A bit on the pricey side, Musictube is a desktop app that only plays YouTube videos — and those, of course, are almost all free.
But it’s not just a player that helps you sort through the seemingly endless sea of YouTube music videos, it also is a Last.fm scrobbler, playlist creator and discovery tool. In terms of organization, the app will help you find different versions of the song using the “studio mode,” “live mode,” and “cover mode,” as well as sort songs into their respective albums. Instead of finding each song individually, you can drag-and-drop a complete album into the playlist.
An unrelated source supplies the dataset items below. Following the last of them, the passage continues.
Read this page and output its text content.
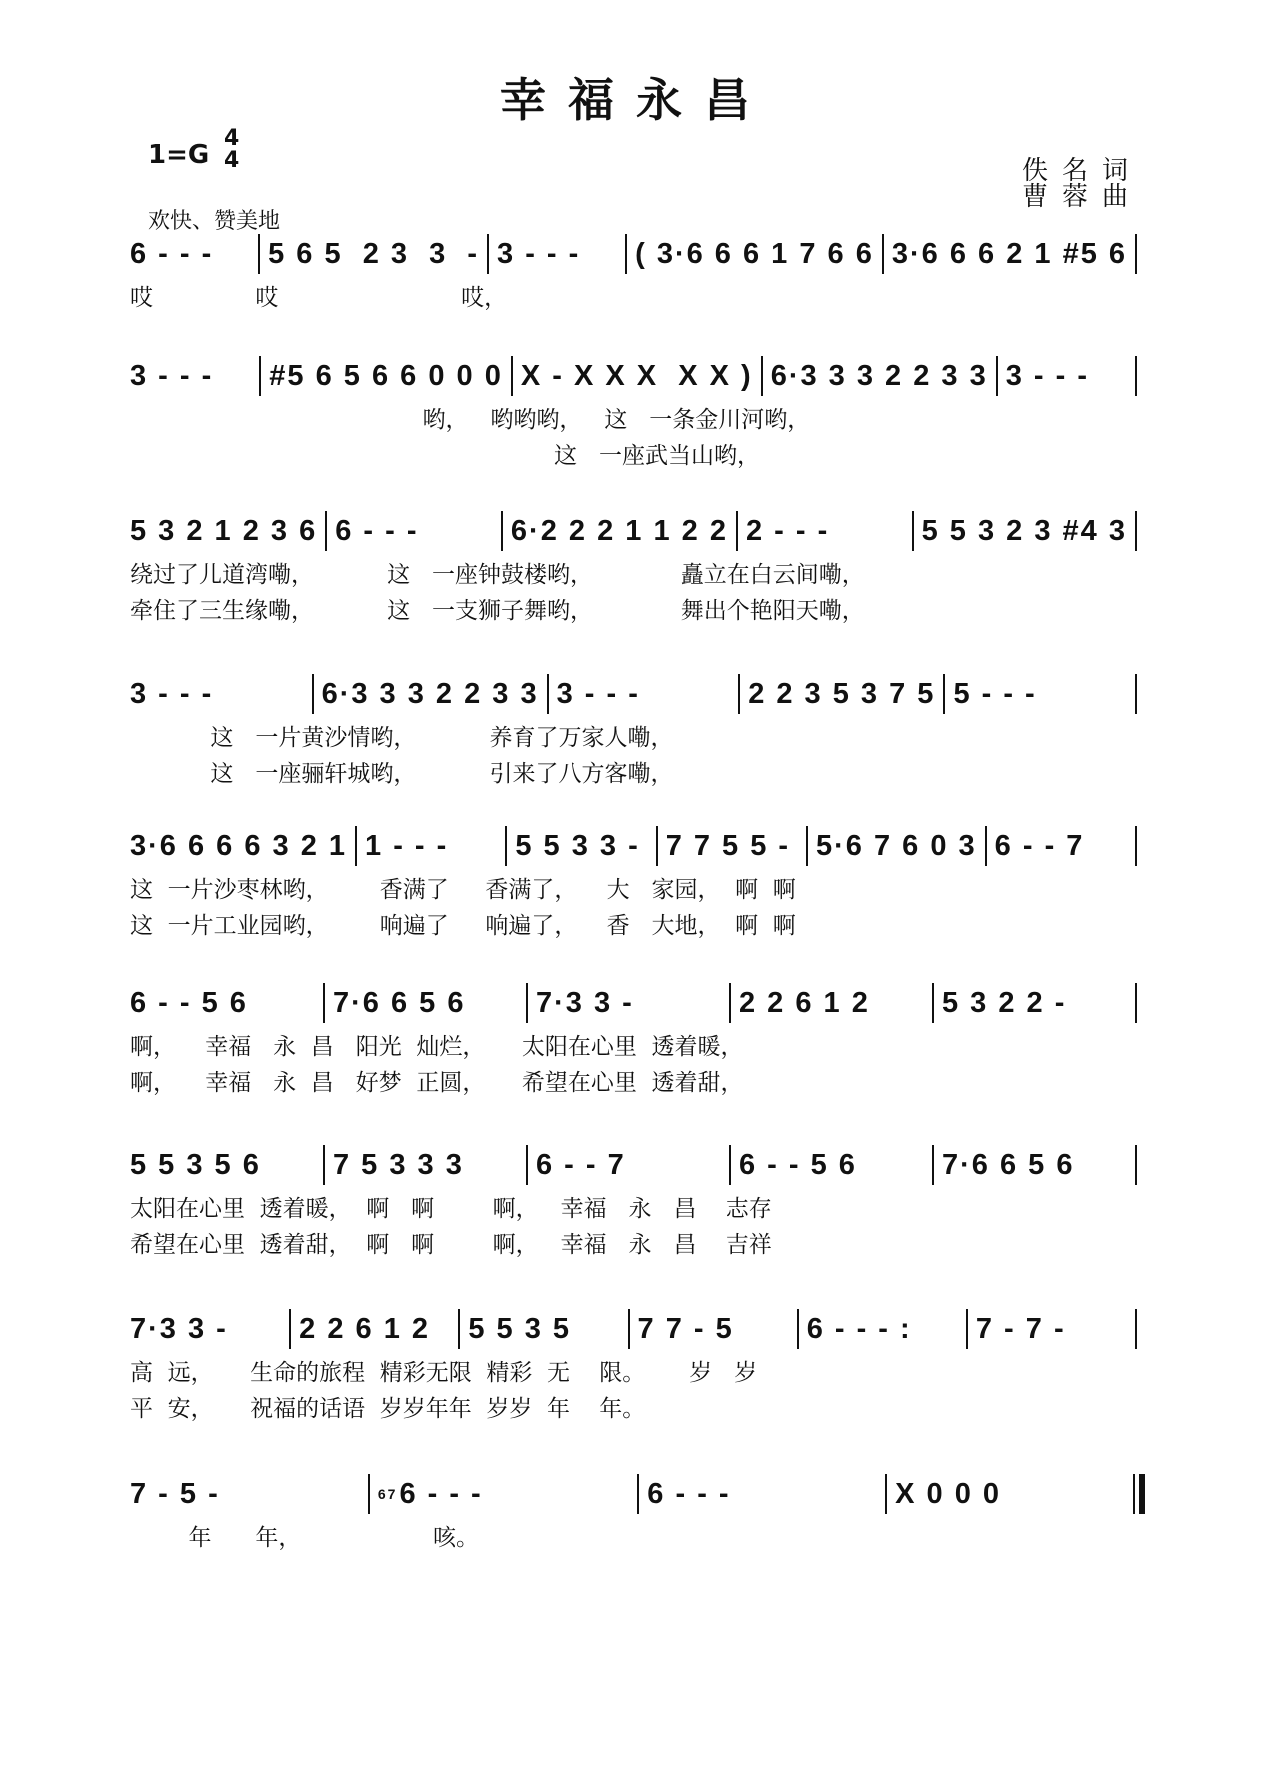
幸福永昌
1=G
4
4
欢快、赞美地
佚名词
曹蓉曲
6 - - -	5 6 5  2 3  3  - 3 - - -	( 3·6 6 6 1 7 6 6 3·6 6 6 2 1 #5 6
哎              哎                         哎，
3 - - -	#5 6 5 6 6 0 0 0 X - X X X  X X ) 6·3 3 3 2 2 3 3 3 - - -
哟，   哟哟哟，   这   一条金川河哟，
这   一座武当山哟，
5 3 2 1 2 3 6 6 - - -	6·2 2 2 1 1 2 2 2 - - -	5 5 3 2 3 #4 3
绕过了儿道湾嘞，          这   一座钟鼓楼哟，            矗立在白云间嘞，
牵住了三生缘嘞，          这   一支狮子舞哟，            舞出个艳阳天嘞，
3 - - -	6·3 3 3 2 2 3 3 3 - - -	2 2 3 5 3 7 5 5 - - -
这   一片黄沙情哟，          养育了万家人嘞，
这   一座骊轩城哟，          引来了八方客嘞，
3·6 6 6 6 3 2 1 1 - - -	5 5 3 3 - 7 7 5 5 - 5·6 7 6 0 3 6 - - 7
这  一片沙枣林哟，       香满了     香满了，    大   家园，  啊  啊
这  一片工业园哟，       响遍了     响遍了，    香   大地，  啊  啊
6 - - 5 6	7·6 6 5 6	7·3 3 -	2 2 6 1 2	5 3 2 2 -
啊，    幸福   永  昌   阳光  灿烂，     太阳在心里  透着暖，
啊，    幸福   永  昌   好梦  正圆，     希望在心里  透着甜，
5 5 3 5 6	7 5 3 3 3	6 - - 7	6 - - 5 6	7·6 6 5 6
太阳在心里  透着暖，  啊   啊        啊，   幸福   永   昌    志存
希望在心里  透着甜，  啊   啊        啊，   幸福   永   昌    吉祥
7·3 3 -	2 2 6 1 2	5 5 3 5	7 7 - 5	6 - - - :	7 - 7 -
高  远，     生命的旅程  精彩无限  精彩  无    限。      岁   岁
平  安，     祝福的话语  岁岁年年  岁岁  年    年。
7 - 5 -	67 6 - - -	6 - - -	X 0 0 0
年      年，                  咳。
The app also provides lyrics for the currently playing song, and gives information on the album and artist. Is it worth $11? Maybe if you listen to a lot of YouTube.
Hypegram has all the features you love about Hype Machine, but prettier. Seriously though, if you thought their mobile app redesign was good, wait until you see this desktop version. The colorful pop of the mobile app is gone, but the simplicity and functionality is still there. For those who find the website a bit overwhelming, this app helps to present the content in a cleaner fashion, making the latest and most popular songs of the site easily accessible (in-depth review).
Though this app has been around for a while, we thought it would be good to include it here Spotify users who have connected their Last.fm accounts. Spotify already lets you scrobble your tracks to Last.fm, but that’s the extent of the Spotify-Last.fm relationship. Installing Loveify lets you “Love” the currently playing track on Spotify — and have that love transfer to your Last.fm profile.